La estupidez no tiene límite y preguntarle a los familiares de las víctimas detalles morbosos a la salida del funeral de sus hijos en Notre Dame parecía estar a la orden del día. «¿No tiene odio a los musulmanes ahora?”, preguntas así donde mezclan religión, terrorismo con el pueblo musulmán… Lo dicho, no tienen límite y los familiares exhiben paciencia infinita. Tirar un petardo en pleno minuto de silencio en la Place de la Republique parece divertido para los desalmados que hicieron acordonar la zona. Amenaza de bomba y desalojo hasta que se supo que fueron tres petardos. Algo prohibido en Francia con el Estado de Emergencia decretado.
No me pude despedir de mi madre, ni decirle que estaba bien, que me subía al avión. Amenaza de bomba en el aeropuerto. El protocolo exige activar inmediatamente inhibidores y adiós la cobertura. Tras dos horas de espera subimos al avión y llegamos a Madrid sobre a medianoche.

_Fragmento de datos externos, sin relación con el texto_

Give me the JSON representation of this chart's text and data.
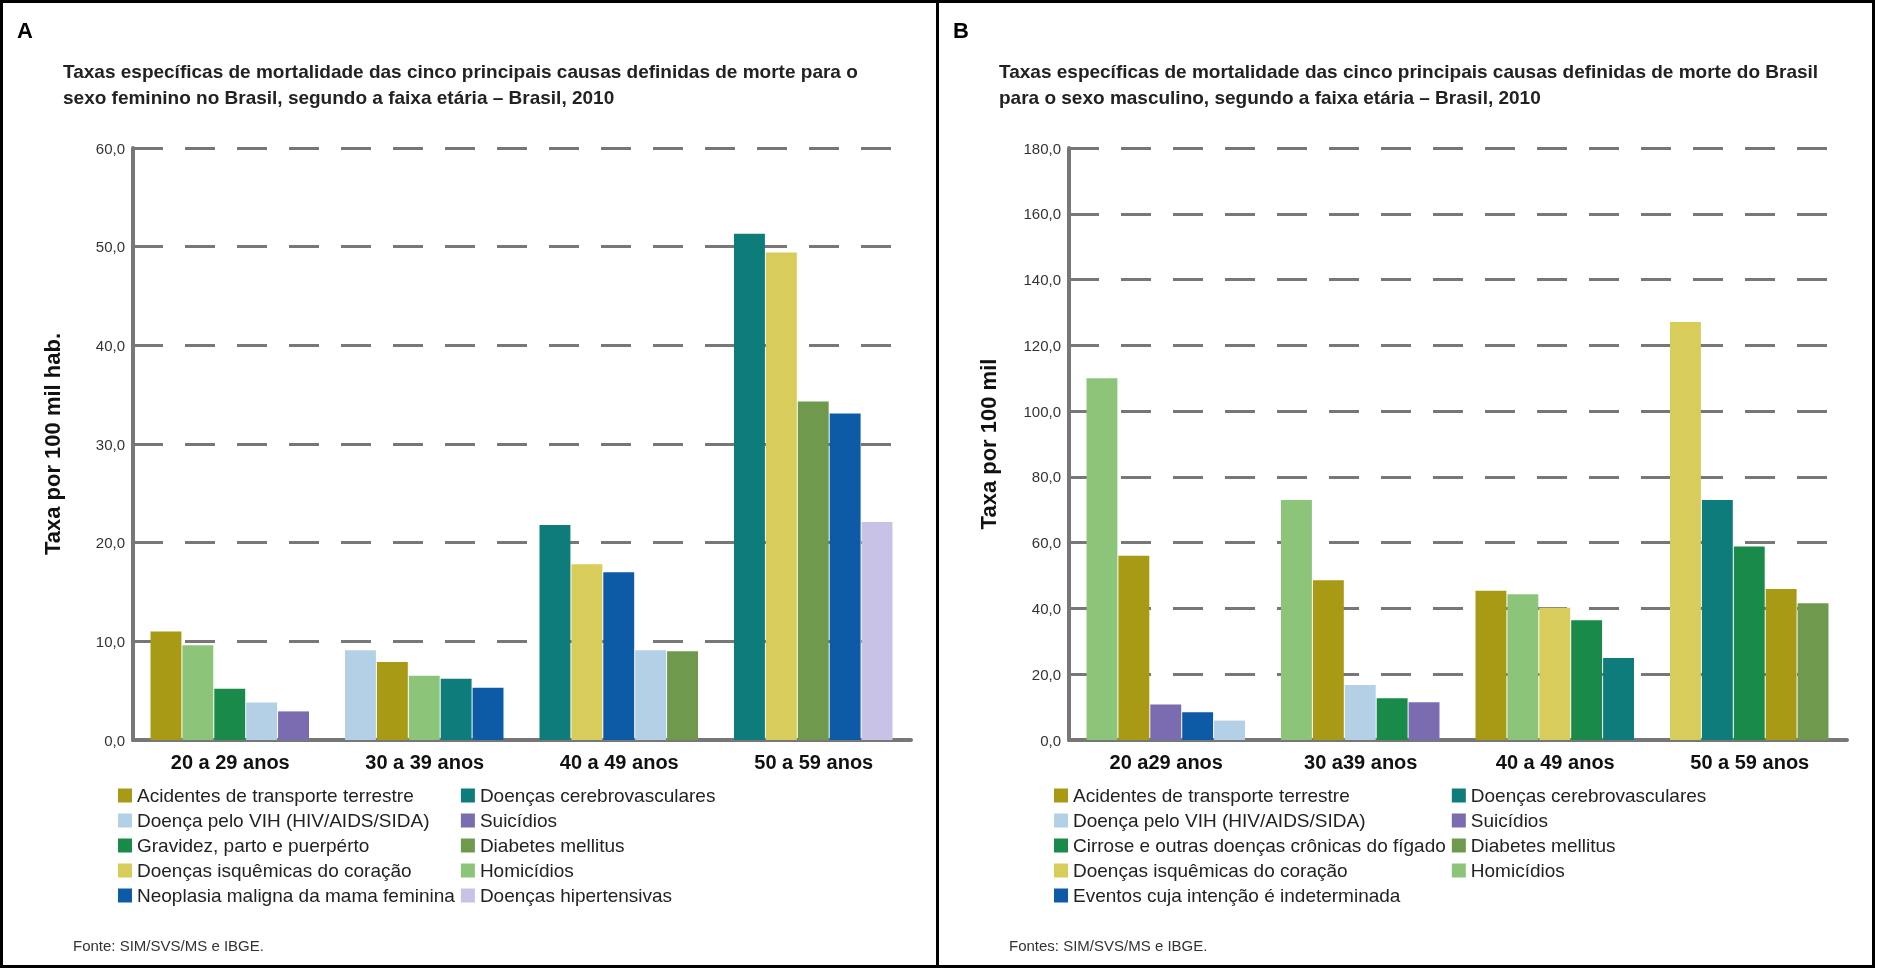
{
  "chart_data": [
    {
      "type": "bar",
      "title": "Taxas específicas de mortalidade das cinco principais causas definidas de morte para o sexo feminino no Brasil, segundo a faixa etária – Brasil, 2010",
      "ylabel": "Taxa por 100 mil hab.",
      "annotations": [
        "A",
        "Fonte: SIM/SVS/MS e IBGE."
      ],
      "categories": [
        "20 a 29 anos",
        "30 a 39 anos",
        "40 a 49 anos",
        "50 a 59 anos"
      ],
      "series": [
        {
          "name": "Acidentes de transporte terrestre",
          "color": "#a89a14",
          "values": [
            11.0,
            7.9,
            null,
            null
          ]
        },
        {
          "name": "Doença pelo VIH (HIV/AIDS/SIDA)",
          "color": "#b4d0e6",
          "values": [
            3.8,
            9.1,
            9.1,
            null
          ]
        },
        {
          "name": "Gravidez, parto e puerpérto",
          "color": "#1a8a4a",
          "values": [
            5.2,
            null,
            null,
            null
          ]
        },
        {
          "name": "Doenças isquêmicas do coração",
          "color": "#d8cc5a",
          "values": [
            null,
            null,
            17.8,
            49.4
          ]
        },
        {
          "name": "Neoplasia maligna da mama feminina",
          "color": "#0d5aa7",
          "values": [
            null,
            5.3,
            17.0,
            33.1
          ]
        },
        {
          "name": "Doenças cerebrovasculares",
          "color": "#0e7c7b",
          "values": [
            null,
            6.2,
            21.8,
            51.3
          ]
        },
        {
          "name": "Suicídios",
          "color": "#7b6bb0",
          "values": [
            2.9,
            null,
            null,
            null
          ]
        },
        {
          "name": "Diabetes mellitus",
          "color": "#6f9a4e",
          "values": [
            null,
            null,
            9.0,
            34.3
          ]
        },
        {
          "name": "Homicídios",
          "color": "#8cc57a",
          "values": [
            9.6,
            6.5,
            null,
            null
          ]
        },
        {
          "name": "Doenças hipertensivas",
          "color": "#c8c2e6",
          "values": [
            null,
            null,
            null,
            22.1
          ]
        }
      ],
      "ylim": [
        0,
        60
      ],
      "yticks": [
        {
          "value": 0,
          "label": "0,0"
        },
        {
          "value": 10,
          "label": "10,0"
        },
        {
          "value": 20,
          "label": "20,0"
        },
        {
          "value": 30,
          "label": "30,0"
        },
        {
          "value": 40,
          "label": "40,0"
        },
        {
          "value": 50,
          "label": "50,0"
        },
        {
          "value": 60,
          "label": "60,0"
        }
      ],
      "grid": "y",
      "legend": "bottom"
    },
    {
      "type": "bar",
      "title": "Taxas específicas de mortalidade das cinco principais causas definidas de morte do Brasil para o sexo masculino, segundo a faixa etária – Brasil, 2010",
      "ylabel": "Taxa por 100 mil",
      "annotations": [
        "B",
        "Fontes: SIM/SVS/MS e IBGE."
      ],
      "categories": [
        "20 a29 anos",
        "30 a39 anos",
        "40 a 49 anos",
        "50 a 59 anos"
      ],
      "series": [
        {
          "name": "Acidentes de transporte terrestre",
          "color": "#a89a14",
          "values": [
            56.0,
            48.6,
            45.4,
            45.9
          ]
        },
        {
          "name": "Doença pelo VIH (HIV/AIDS/SIDA)",
          "color": "#b4d0e6",
          "values": [
            5.9,
            16.7,
            null,
            null
          ]
        },
        {
          "name": "Cirrose e outras doenças crônicas do fígado",
          "color": "#1a8a4a",
          "values": [
            null,
            12.7,
            36.4,
            58.8
          ]
        },
        {
          "name": "Doenças isquêmicas do coração",
          "color": "#d8cc5a",
          "values": [
            null,
            null,
            40.2,
            127.1
          ]
        },
        {
          "name": "Eventos cuja intenção é indeterminada",
          "color": "#0d5aa7",
          "values": [
            8.4,
            null,
            null,
            null
          ]
        },
        {
          "name": "Doenças cerebrovasculares",
          "color": "#0e7c7b",
          "values": [
            null,
            null,
            24.9,
            73.0
          ]
        },
        {
          "name": "Suicídios",
          "color": "#7b6bb0",
          "values": [
            10.8,
            11.5,
            null,
            null
          ]
        },
        {
          "name": "Diabetes mellitus",
          "color": "#6f9a4e",
          "values": [
            null,
            null,
            null,
            41.6
          ]
        },
        {
          "name": "Homicídios",
          "color": "#8cc57a",
          "values": [
            110.0,
            73.0,
            44.3,
            null
          ]
        }
      ],
      "ylim": [
        0,
        180
      ],
      "yticks": [
        {
          "value": 0,
          "label": "0,0"
        },
        {
          "value": 20,
          "label": "20,0"
        },
        {
          "value": 40,
          "label": "40,0"
        },
        {
          "value": 60,
          "label": "60,0"
        },
        {
          "value": 80,
          "label": "80,0"
        },
        {
          "value": 100,
          "label": "100,0"
        },
        {
          "value": 120,
          "label": "120,0"
        },
        {
          "value": 140,
          "label": "140,0"
        },
        {
          "value": 160,
          "label": "160,0"
        },
        {
          "value": 180,
          "label": "180,0"
        }
      ],
      "grid": "y",
      "legend": "bottom"
    }
  ]
}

Sin duda me quedo con los servicios de seguridad y emergencias por su rapidez, con el taxista que cogió su coche corriendo para atender a los heridos que vagaban por las calles; con el conductor de autobuses que aparcó en el lugar para resguardar a los que esperaban a ser atendidos; con los comerciantes cercanos ofreciendo bebidas tanto a policías y gente que iban a ayudar como a las víctimas. Y por supuesto, con los periodistas que apagaron sus cámaras en el momento de mayor debilidad y más intimidad. Con todos. Duro, trágico pero son los héroes de esta terrible historia.